(CN) - Fake and poor-quality medicines have become a "global pandemic" that could undermine advances in the treatment of HIV/AIDS, malaria and tuberculosis, the National Institutes of Health said Monday.
According to the editors of a collection of 17 journal articles published Monday, scientists report that up to 41 percent of medications did not meet quality standards in global studies of about 17,000 samples
One of the articles found that fake and substandard malaria drugs caused an estimated 122,350 deaths of African children in 2013.
Other studies uncovered poor-quality antibiotics that could harm health and increase antimicrobial resistance, the NIH said.
Former U.S. Food and Drug Administration Commissioner Margaret Hamburg, M.D., said globalization has added layers of complexity to the drug supply chain that requires greater oversight.

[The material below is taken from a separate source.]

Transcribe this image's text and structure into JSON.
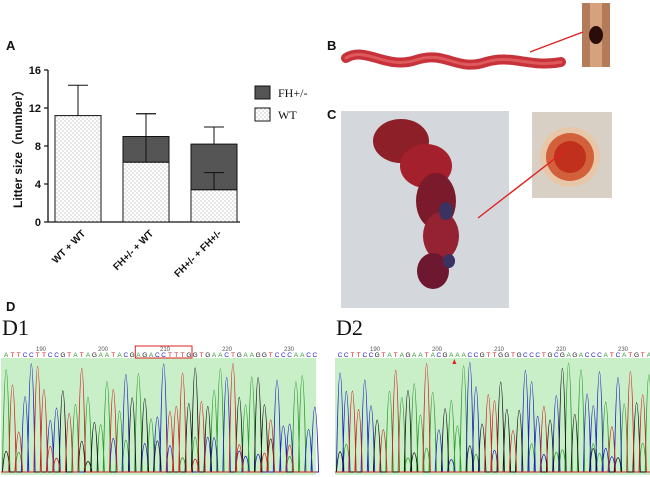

"Today's medical-product landscape blurs the line between domestic and foreign production, drawing attention to the need for global quality and safety oversight to prevent patient exposure to falsified products," Hamburg wrote in an introductory essay for the articles' publication.
However, scientists said new methods of detecting fake and poor-quality drugs are emerging and have shown promise. One of the tests is economical and portable enough to identify low-quality anti-malaria medicines in the field, the NIH reported.
Scientists urged "an urgent and coordinated international response to address the pandemic of poor quality drugs," including a global agreement similar to the one used to fight tobacco use and stricter national laws to prosecute those who knowingly sell fake drugs.